According to a recent study conducted by British scientists, it has become more difficult for people to determine whether it is a human or an artificial recording when conversing on the phone.
The group of researchers used a text-to-speech (TTS) algorithm which was trained on English and Mandarin datasets in order to synthesize 50 deepfake speech samples in each language.
The scientists gave computer-generated and human samples to 529 participants for them to listen to in order to find out whether they would be able to distinguish between human and machine speech. It turned out that 27 percent of the time, the participants mistook an artificial sample for a human recording.
Moreover, special training offered by the research team for the participants proved surprisingly ineffective, as the detection rate saw only a slight upsurge. The rates for English and Mandarin speakers were almost identical, while the participants pointed out different aspects which helped them distinguish between the nature of the recordings. For English ones, paying attention to breathing was the most helpful, while Mandarin speakers looked at cadence, pacing, and fluency.
“Our findings confirm that humans are unable to reliably detect deepfake speech, whether or not they have received training to help them spot artificial content,” study first author Kimberly Mai of UCL Computer Science, noted in a press release.
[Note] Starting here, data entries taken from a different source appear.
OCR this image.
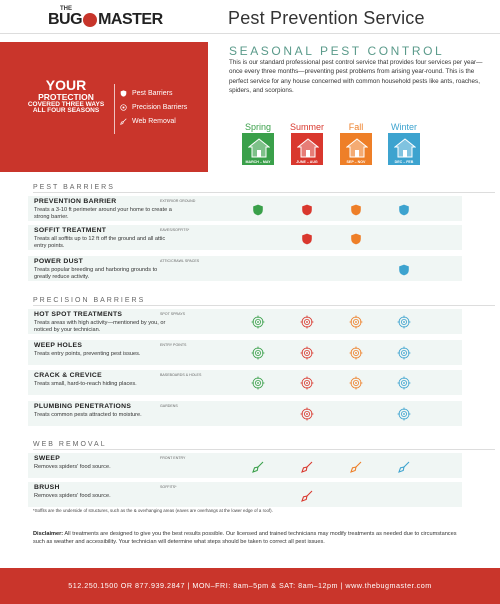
THE
BUG MASTER	Pest Prevention Service
YOUR
PROTECTION
COVERED THREE WAYS
ALL FOUR SEASONS
Pest Barriers
Precision Barriers
Web Removal
SEASONAL PEST CONTROL
This is our standard professional pest control service that provides four services per year—once every three months—preventing pest problems from arising year-round. This is the perfect service for any house concerned with common household pests like ants, roaches, spiders, and scorpions.
Spring
MARCH – MAY
Summer
JUNE – AUG
Fall
SEP – NOV
Winter
DEC – FEB
PEST BARRIERS
PRECISION BARRIERS
WEB REMOVAL
PREVENTION BARRIER
Treats a 3-10 ft perimeter around your home to create a strong barrier.
EXTERIOR GROUND
SOFFIT TREATMENT
Treats all soffits up to 12 ft off the ground and all attic entry points.
EAVES/SOFFITS*
POWER DUST
Treats popular breeding and harboring grounds to greatly reduce activity.
ATTIC/CRAWL SPACES
HOT SPOT TREATMENTS
Treats areas with high activity—mentioned by you, or noticed by your technician.
SPOT SPRAYS
WEEP HOLES
Treats entry points, preventing pest issues.
ENTRY POINTS
CRACK & CREVICE
Treats small, hard-to-reach hiding places.
BASEBOARDS & HOLES
PLUMBING PENETRATIONS
Treats common pests attracted to moisture.
GARDENS
SWEEP
Removes spiders' food source.
FRONT ENTRY
BRUSH
Removes spiders' food source.
SOFFITS*
*Soffits are the underside of structures, such as the & overhanging areas (eaves are overhangs at the lower edge of a roof).
Disclaimer: All treatments are designed to give you the best results possible. Our licensed and trained technicians may modify treatments as needed due to circumstances such as weather and accessibility. Your technician will determine what steps should be taken to correct all pest issues.
512.250.1500 OR 877.939.2847 | MON–FRI: 8am–5pm & SAT: 8am–12pm | www.thebugmaster.com
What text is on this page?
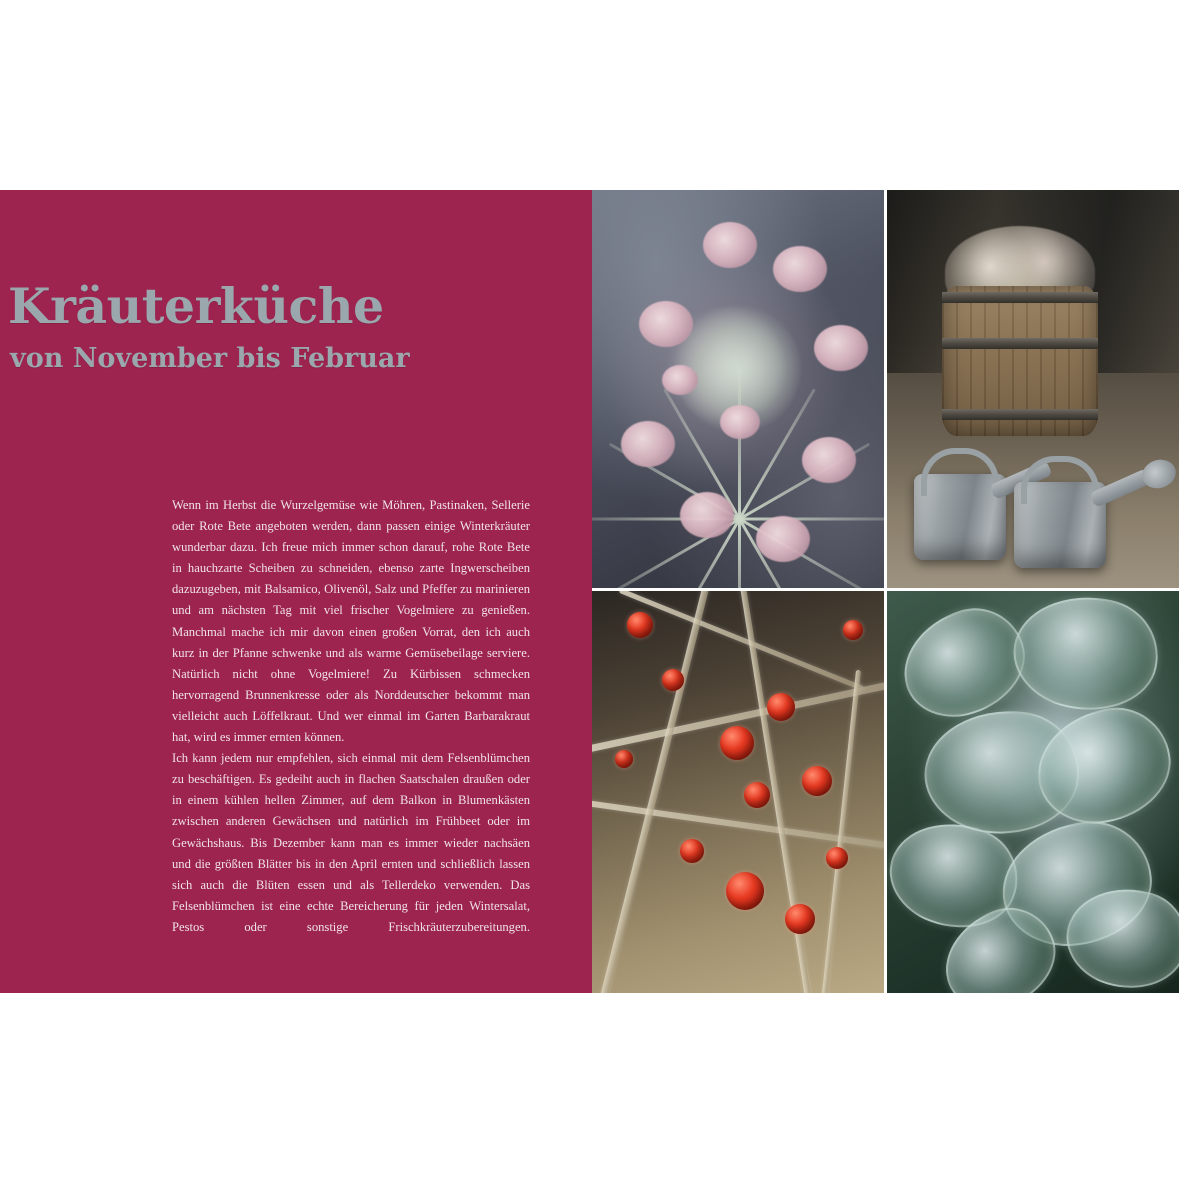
Kräuterküche
von November bis Februar

Wenn im Herbst die Wurzelgemüse wie Möhren, Pastinaken, Sellerie oder Rote Bete angeboten werden, dann passen einige Winterkräuter wunderbar dazu. Ich freue mich immer schon darauf, rohe Rote Bete in hauchzarte Scheiben zu schneiden, ebenso zarte Ingwerscheiben dazuzugeben, mit Balsamico, Olivenöl, Salz und Pfeffer zu marinieren und am nächsten Tag mit viel frischer Vogelmiere zu genießen. Manchmal mache ich mir davon einen großen Vorrat, den ich auch kurz in der Pfanne schwenke und als warme Gemüsebeilage serviere. Natürlich nicht ohne Vogelmiere! Zu Kürbissen schmecken hervorragend Brunnenkresse oder als Norddeutscher bekommt man vielleicht auch Löffelkraut. Und wer einmal im Garten Barbarakraut hat, wird es immer ernten können.

Ich kann jedem nur empfehlen, sich einmal mit dem Felsenblümchen zu beschäftigen. Es gedeiht auch in flachen Saatschalen draußen oder in einem kühlen hellen Zimmer, auf dem Balkon in Blumenkästen zwischen anderen Gewächsen und natürlich im Frühbeet oder im Gewächshaus. Bis Dezember kann man es immer wieder nachsäen und die größten Blätter bis in den April ernten und schließlich lassen sich auch die Blüten essen und als Tellerdeko verwenden. Das Felsenblümchen ist eine echte Bereicherung für jeden Wintersalat, Pestos oder sonstige Frischkräuterzubereitungen.
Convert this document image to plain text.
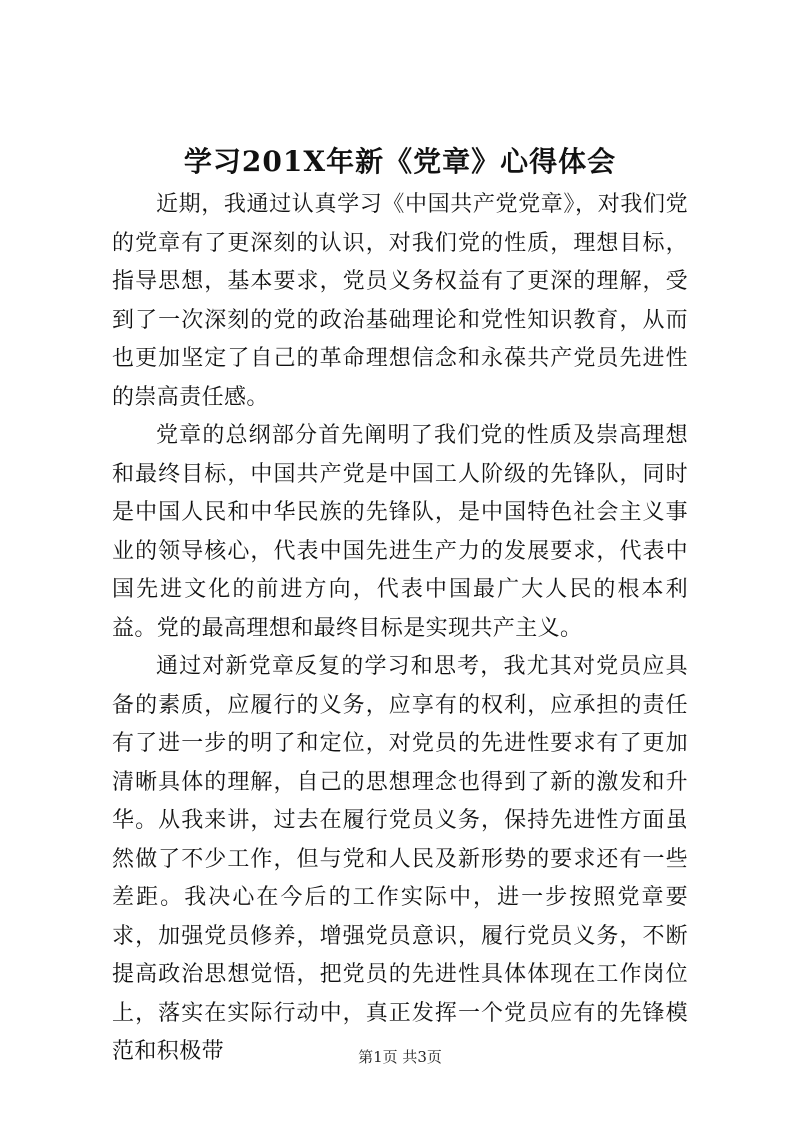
学习201X年新《党章》心得体会

近期，我通过认真学习《中国共产党党章》，对我们党的党章有了更深刻的认识，对我们党的性质，理想目标，指导思想，基本要求，党员义务权益有了更深的理解，受到了一次深刻的党的政治基础理论和党性知识教育，从而也更加坚定了自己的革命理想信念和永葆共产党员先进性的崇高责任感。

党章的总纲部分首先阐明了我们党的性质及崇高理想和最终目标，中国共产党是中国工人阶级的先锋队，同时是中国人民和中华民族的先锋队，是中国特色社会主义事业的领导核心，代表中国先进生产力的发展要求，代表中国先进文化的前进方向，代表中国最广大人民的根本利益。党的最高理想和最终目标是实现共产主义。

通过对新党章反复的学习和思考，我尤其对党员应具备的素质，应履行的义务，应享有的权利，应承担的责任有了进一步的明了和定位，对党员的先进性要求有了更加清晰具体的理解，自己的思想理念也得到了新的激发和升华。从我来讲，过去在履行党员义务，保持先进性方面虽然做了不少工作，但与党和人民及新形势的要求还有一些差距。我决心在今后的工作实际中，进一步按照党章要求，加强党员修养，增强党员意识，履行党员义务，不断提高政治思想觉悟，把党员的先进性具体体现在工作岗位上，落实在实际行动中，真正发挥一个党员应有的先锋模范和积极带	第1页 共3页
Although generative AI audio technology can be advantageous when dealing with life quality improvement for individuals with speech limitations, it could also be exploited by governments to influence citizens of other nations and criminals for malicious purposes, according to the scientists.
“With generative artificial intelligence technology getting more sophisticated and many of these tools openly available, we’re on the verge of seeing numerous benefits as well as risks. It would be prudent for governments and organizations to develop strategies to deal with abuse of these tools, certainly, but we should also recognize the positive possibilities that are on the horizon,” Professor Lewis Griffin, the senior author of the study, stressed.
In response to the threats posed by deepfake technology, the research team decided to work on automated speech detectors.